Dunalastair House is easily my favourite ruin. There is something about it, it is just so beautiful and could easily be something from a fairy tale. I have been meaning to visit for years, and after a fail at Sunnyside I made the 50+ mile drive over here. I am glad I set off when I did, caught it just before the sun started setting.

Some copied and pasted history:

"Dunalastair Estate originally belonged to the Robertson family whose clan lived in and around this area. The clan name is Donnachaidh and there is a clan society of this name. Clan Donnachaidh names include Robertson, Duncan and Reid to name but a few.

The great poet chieftain, Alexander Robertson of Struan, a staunch Jacobite, lived in a house called the Hermitage which is thought to have been on the site of or near to the current (ruined) Dunalastair House. The Hermitage was destroyed by fire after the 1745 Jacobite uprising. A double tower house was built on the site in 1801 but was burned down accidentally in 1854.

The present house (now a ruin) was built in the 1860s when General Sir John Macdonald, who commanded the land forces in Scotland, owned the estate.
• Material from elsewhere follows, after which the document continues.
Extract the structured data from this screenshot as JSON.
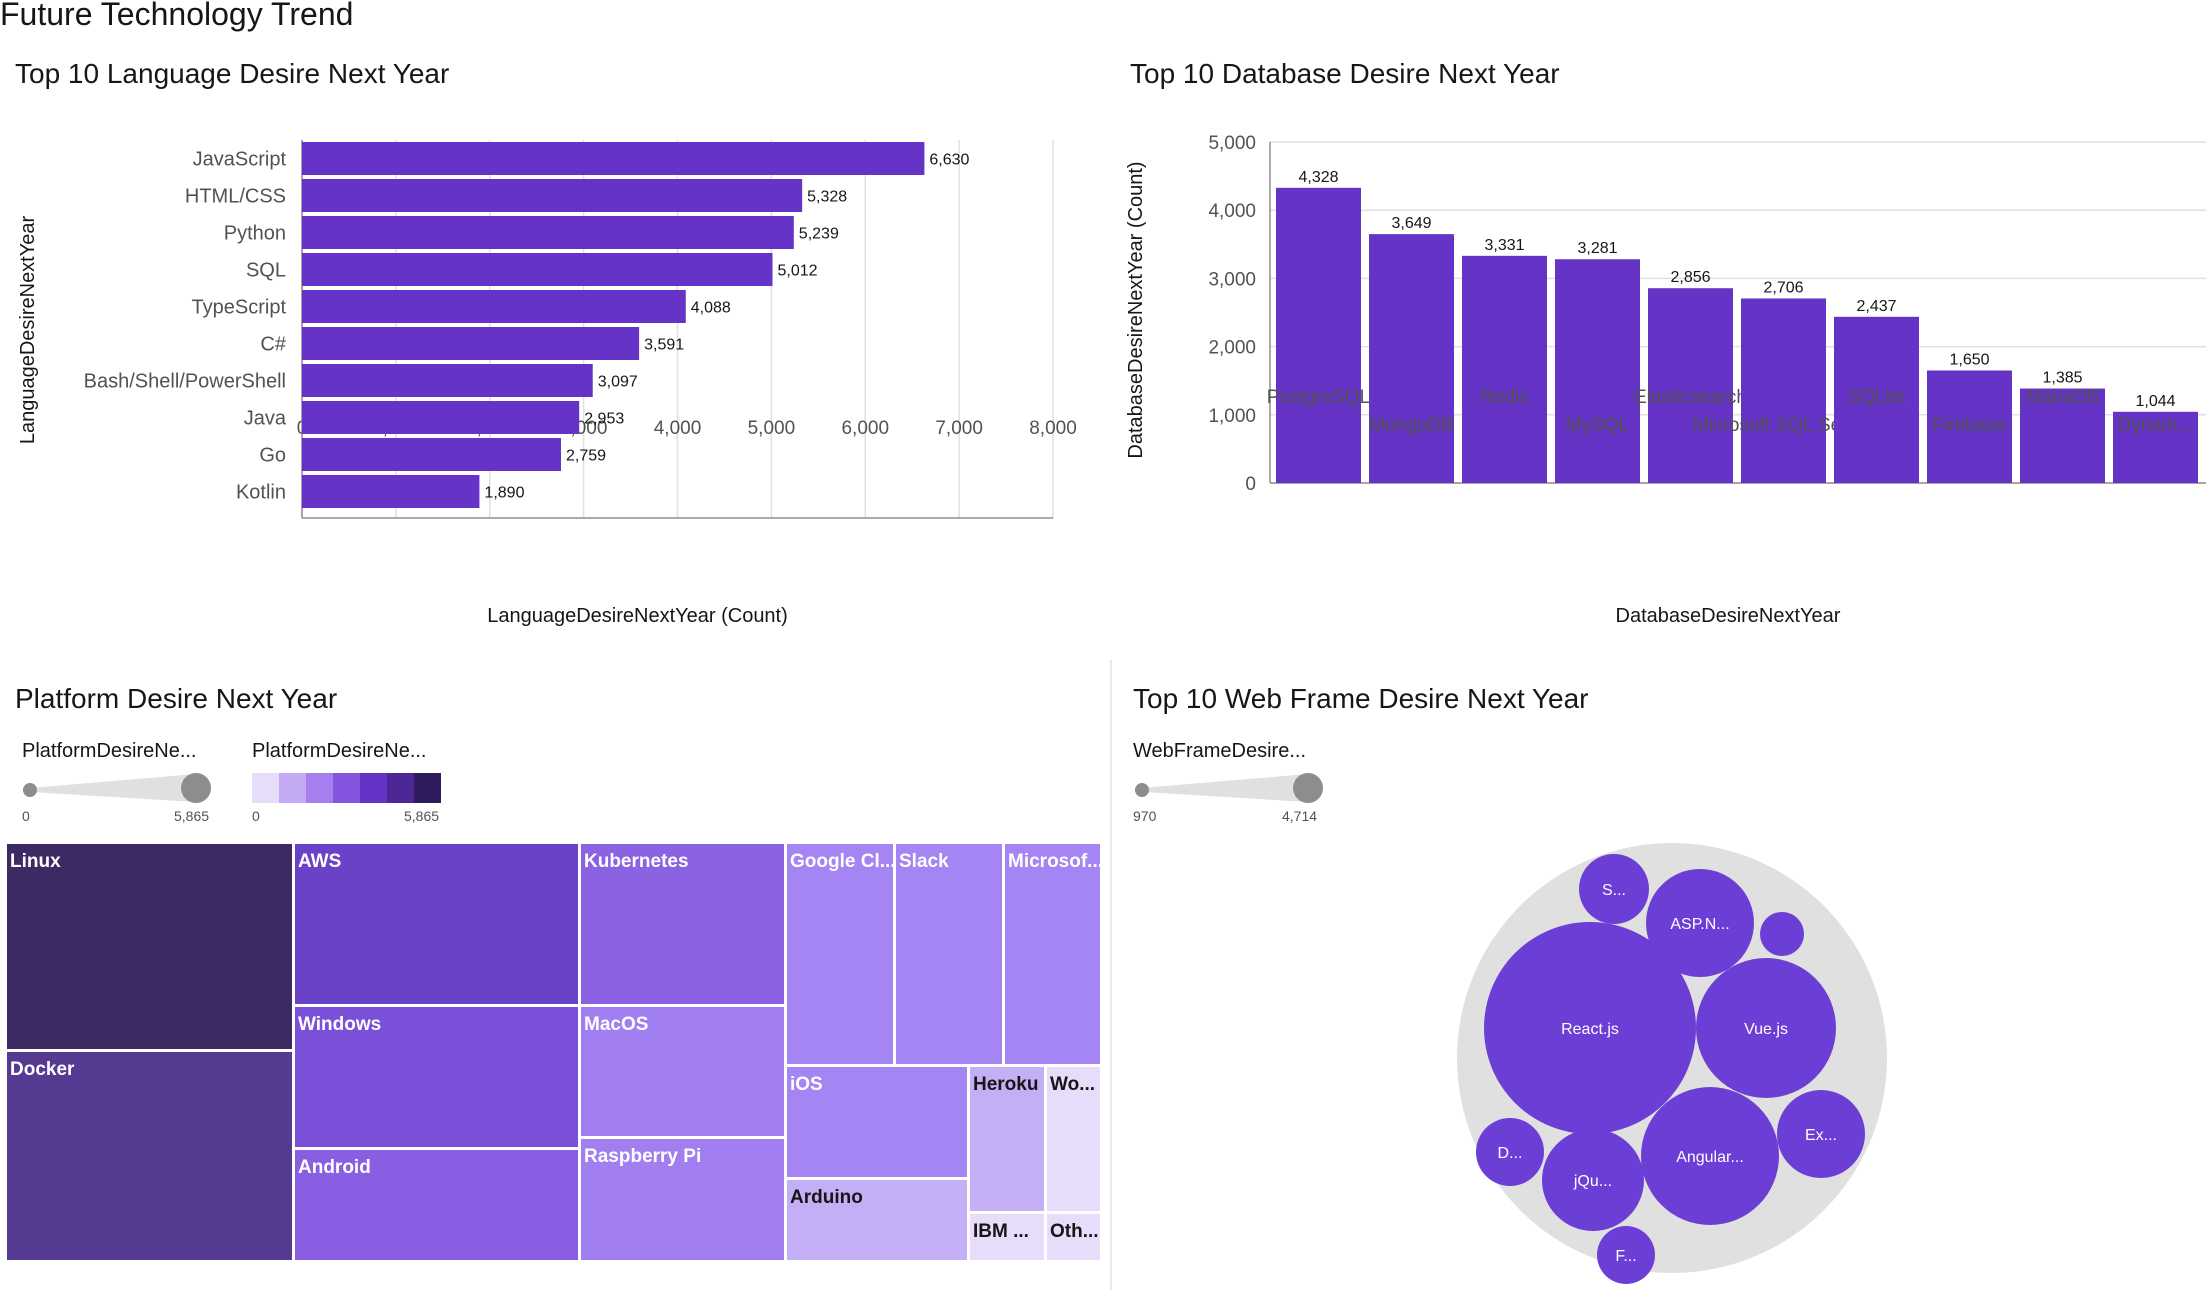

Dunalastair House was designed by Mr Heiton, a Perth-based architect, who also designed the Atholl Palace Hotel and Dunkeld railway station amongst other buildings. It was really only used as it was built to be used up until the First World War because after that the staff needed to run such a big house were no longer available."




















































Thanks for looking!


----------



## wolfism (Feb 18, 2018)

Nice shots, looks like the estate have carried out a MAJOR vegetation clearance sometime since the summer…


----------



## Sam Haltin (Feb 18, 2018)

Stunning shots but I hope this house can be saved as there is so much history attached to it.


----------



## Brewtal (Feb 18, 2018)

Hugh Jorgan said:


> Stunning shots but I hope this house can be saved as there is so much history attached to it.



If I won the lottery...!


----------



## Brewtal (Feb 18, 2018)

wolfism said:


> Nice shots, looks like the estate have carried out a MAJOR vegetation clearance sometime since the summer…



Yeah I think the Forestry Commission did that. Made my life easier and was a pleasant surprise when I turned up!


----------



## BikinGlynn (Feb 19, 2018)

Gotta love that bit of spiral just hanging on! Nice pics.


----------



## smiler (Feb 19, 2018)

Shit Brewtal, those are pics too be proud of, Proper Job, Thanks


----------



## HughieD (Feb 19, 2018)

Wow! That's my kinda place. Great set. Funny how that one door survives in such good condition.


----------



## airfix1 (Feb 20, 2018)

ten pound won't go far you'd have win the rollover.


----------